Jeffrey Sonnenfeld, CEO of the Chief Executive Leadership Institute at the Yale School of Management, slammed Peltz’s track record in an interview with TheWrap in November, arguing that he “adds distraction like a dripping faucet.”
A January 2023 analysis conducted by Sonnenfeld and CELI research director Steven Tian previously found that more than half of the companies Peltz and his firm targeted underperformed the S&P 500, in both share price and total shareholder returns, while he was on their boards. Sonnenfeld and Tian also pointed out that Peltz has been downsizing after shuttering a fund in the United Kingdom following a campaign from activist investors.

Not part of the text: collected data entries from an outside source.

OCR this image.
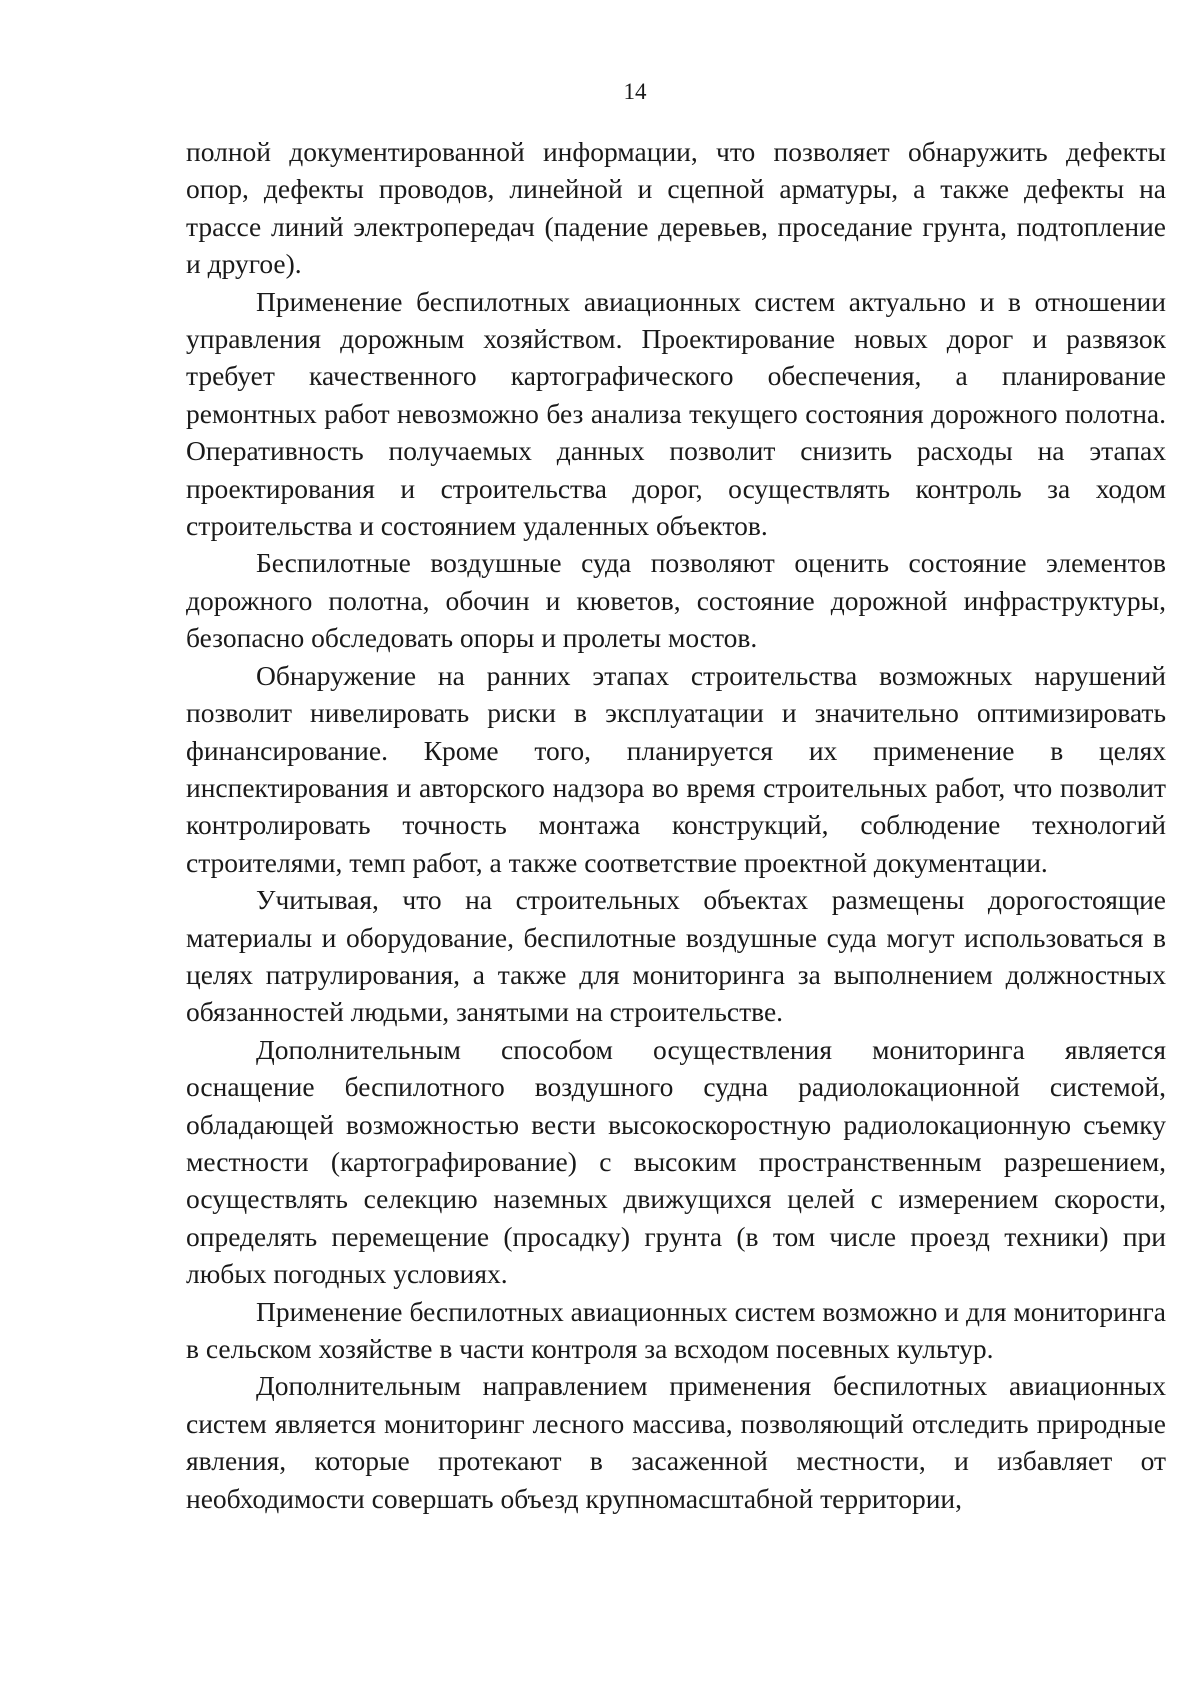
14

полной документированной информации, что позволяет обнаружить дефекты опор, дефекты проводов, линейной и сцепной арматуры, а также дефекты на трассе линий электропередач (падение деревьев, проседание грунта, подтопление и другое).

Применение беспилотных авиационных систем актуально и в отношении управления дорожным хозяйством. Проектирование новых дорог и развязок требует качественного картографического обеспечения, а планирование ремонтных работ невозможно без анализа текущего состояния дорожного полотна. Оперативность получаемых данных позволит снизить расходы на этапах проектирования и строительства дорог, осуществлять контроль за ходом строительства и состоянием удаленных объектов.

Беспилотные воздушные суда позволяют оценить состояние элементов дорожного полотна, обочин и кюветов, состояние дорожной инфраструктуры, безопасно обследовать опоры и пролеты мостов.

Обнаружение на ранних этапах строительства возможных нарушений позволит нивелировать риски в эксплуатации и значительно оптимизировать финансирование. Кроме того, планируется их применение в целях инспектирования и авторского надзора во время строительных работ, что позволит контролировать точность монтажа конструкций, соблюдение технологий строителями, темп работ, а также соответствие проектной документации.

Учитывая, что на строительных объектах размещены дорогостоящие материалы и оборудование, беспилотные воздушные суда могут использоваться в целях патрулирования, а также для мониторинга за выполнением должностных обязанностей людьми, занятыми на строительстве.

Дополнительным способом осуществления мониторинга является оснащение беспилотного воздушного судна радиолокационной системой, обладающей возможностью вести высокоскоростную радиолокационную съемку местности (картографирование) с высоким пространственным разрешением, осуществлять селекцию наземных движущихся целей с измерением скорости, определять перемещение (просадку) грунта (в том числе проезд техники) при любых погодных условиях.

Применение беспилотных авиационных систем возможно и для мониторинга в сельском хозяйстве в части контроля за всходом посевных культур.

Дополнительным направлением применения беспилотных авиационных систем является мониторинг лесного массива, позволяющий отследить природные явления, которые протекают в засаженной местности, и избавляет от необходимости совершать объезд крупномасштабной территории,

Peltz, 81, currently serves as the non-executive chairman of The Wendy’s Company and a director of Unilever PLC and Madison Square Garden Sports Corp. Other companies where he has previously served as a board member include Janus Henderson Group plc, Invesco Ltd., Procter & Gamble, Sysco Corporation, Legg Mason, Inc. and Mondelez International.
Sonnenfeld touted Iger’s “very good progress” in restructuring, removing inefficiencies and working on streaming profitability.
“Iger is right on track and I think he’d be able to explain to the board that when you benchmark him against any other returning general like he is, he’s doing quite well,” he said.
In the end, the outcome will ultimately rest in the hands of Disney’s bigger institutional investors like BlackRock, Vanguard Group and State Street and index funds. But Elson points out that Peltz was previously able to win in uphill proxy battles at Procter & Gamble and Heinz and that he may not even need a board seat for Disney to make positive change.
“Sometimes you win by losing and a good board will understand that and react appropriately,” he added. “We’ll have to wait and see.”